Mobile! You know… Handset?
Ah, Mr Schael. Cell fone,
Yes, OK, cell phone.
Mr Schael – you need cell fone deportment.
Yes, I know I do. That’s you.
Naw, naw. Many blessings to you, Mr Schael, but we’s not cell fones, we’s broadleband.
What? But Sandra put me though to mobiles?
Mobiles, Mr Schael?
MOBILES! BLOODY MOBILES! LET ME SPEAK TO SOMEONE ABOUT MOBILES. M..O..B..I..L..E..S! AND WHILST I’M AT IT, MY NAME IS NOT MR SCHAEL.
Oh, I am deepeningly apolomising for my misundertooding, Not Mr Schael.
Look. That’s very nice, but please – just let me talk to someone in charge. NOW!
Yes, Not Mr Schael. I putting you to my boss, very nice man, you like– very nice man.
At last. Thank you.
You have selected ‘Passengers’ by Elton John. This is provided to you by 0-Tunes – part of the O-Deux-Fone Group UK: keeping your eyes and ears in touch, and will show as a 50p fee on your next bill.
Hello? Are you alright?
I’m better now that rubbish song’s stopped.

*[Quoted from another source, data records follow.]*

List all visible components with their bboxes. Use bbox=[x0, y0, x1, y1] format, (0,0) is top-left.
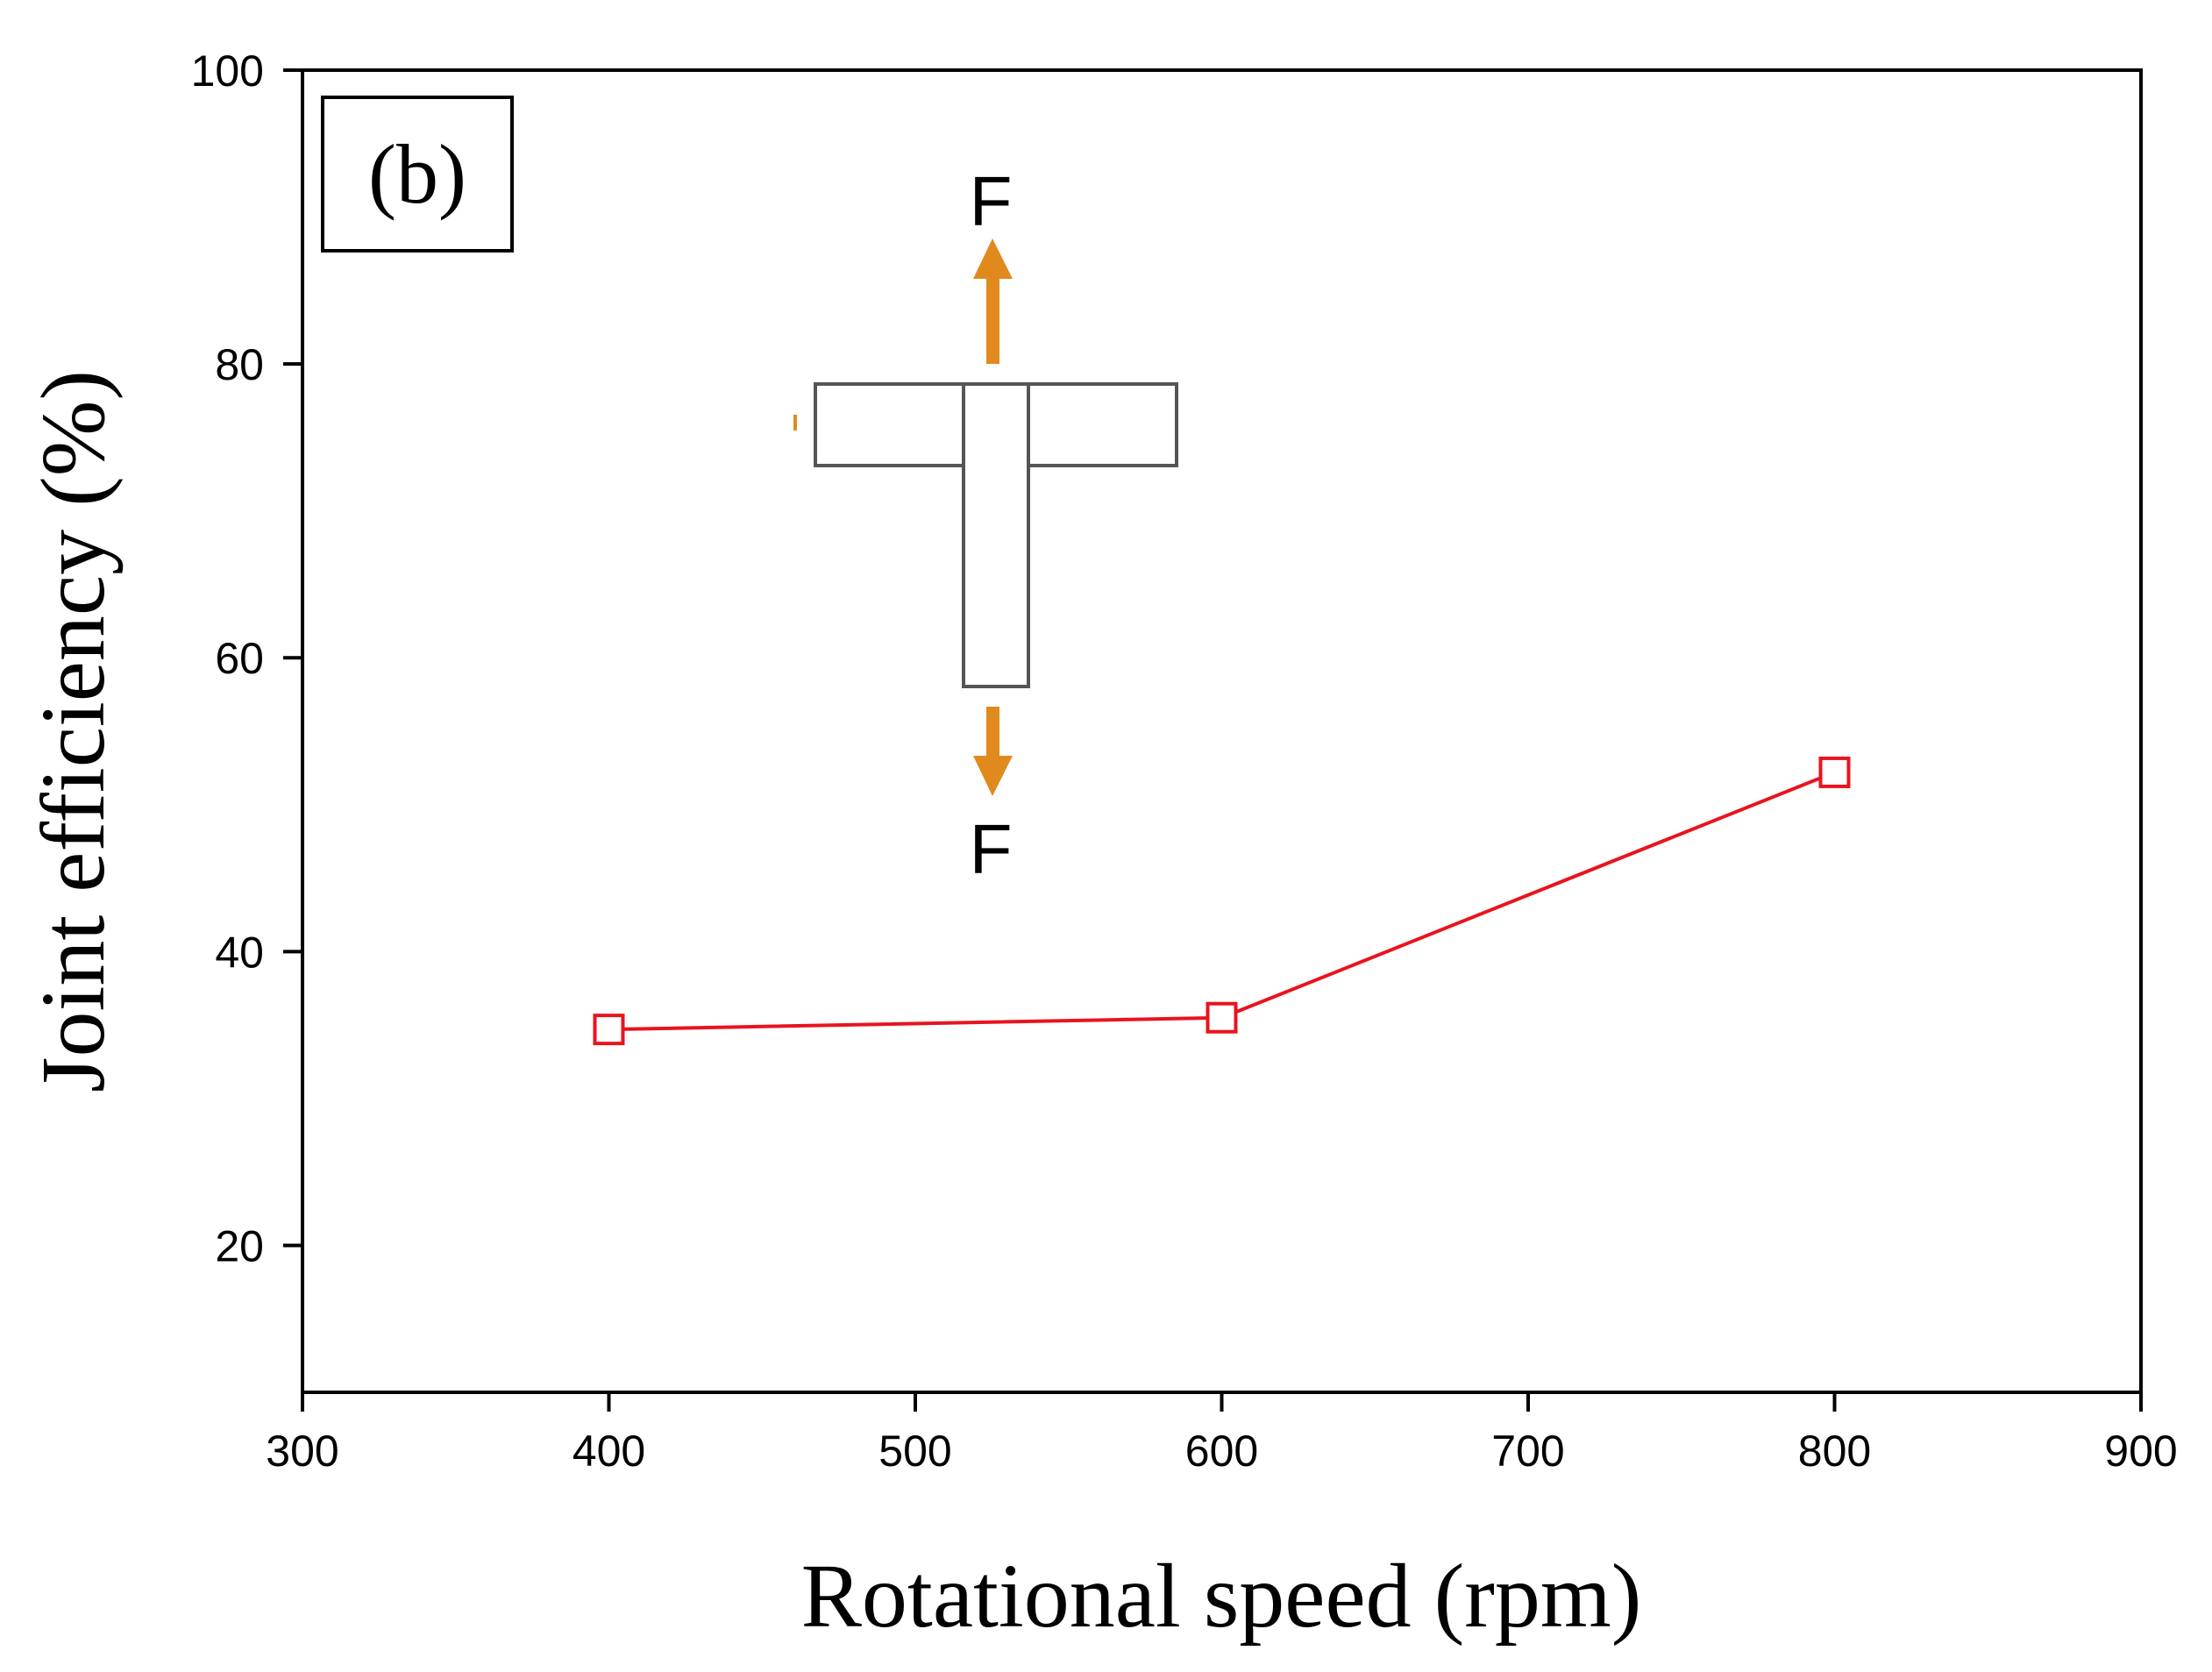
arrow-down-shaft bbox=[986, 707, 999, 761]
x-tick-label: 500 bbox=[878, 1427, 951, 1476]
y-tick-label: 100 bbox=[191, 46, 264, 96]
data-point-marker bbox=[593, 1014, 625, 1046]
y-axis-ticks: 20 40 60 80 100 bbox=[191, 46, 302, 1270]
y-tick-label: 80 bbox=[215, 340, 264, 389]
panel-label: (b) bbox=[368, 127, 466, 221]
x-tick-label: 600 bbox=[1185, 1427, 1258, 1476]
series-line bbox=[608, 771, 1836, 1032]
y-tick-label: 20 bbox=[215, 1221, 264, 1270]
x-tick-label: 400 bbox=[573, 1427, 645, 1476]
y-tick-label: 40 bbox=[215, 928, 264, 977]
x-tick-label: 800 bbox=[1798, 1427, 1871, 1476]
plot-frame bbox=[301, 68, 2143, 1394]
x-axis-ticks: 300 400 500 600 700 800 900 bbox=[266, 1392, 2178, 1476]
force-label-bottom: F bbox=[970, 810, 1013, 888]
x-axis-title: Rotational speed (rpm) bbox=[801, 1546, 1642, 1647]
x-tick-label: 700 bbox=[1491, 1427, 1564, 1476]
data-point-marker bbox=[1206, 1001, 1238, 1034]
y-axis-title: Joint efficiency (%) bbox=[23, 370, 124, 1092]
t-joint-web bbox=[962, 382, 1030, 688]
force-label-top: F bbox=[970, 162, 1013, 240]
x-tick-label: 900 bbox=[2104, 1427, 2177, 1476]
data-point-marker bbox=[1818, 756, 1851, 788]
arrow-up-head bbox=[973, 238, 1013, 279]
panel-label-box bbox=[321, 96, 514, 253]
y-tick-label: 60 bbox=[215, 634, 264, 683]
arrow-up-shaft bbox=[986, 267, 999, 364]
series-layer bbox=[593, 756, 1851, 1046]
force-arrow-down bbox=[973, 707, 1013, 796]
x-tick-label: 300 bbox=[266, 1427, 338, 1476]
arrow-down-head bbox=[973, 756, 1013, 796]
force-arrow-up bbox=[973, 238, 1013, 364]
t-joint-schematic: F F bbox=[793, 162, 1178, 888]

Oh, it was Elton was it, sir? Enough said. My name is Charles, manager of the call centre of O-Deux-Fone, which, and I’m sorry about this, I’m duty-bound to tell you, is part of the O-Deux-Fone Group UK.
I know – ‘keeping my eyes and ears in touch!’
Rubbish isn’t it. Sounds more like a recipe for conjunctivitis than a strap line.
True! I’m glad I’m talking to a manager; I have a simple query and now a list of complaints!
I’m afraid I’ll have to terminate this conversation now, Sir. Our customer service charter allows for a maximum of 1,700 words per call, and you have reached your limit – apart from one word….precisely….now.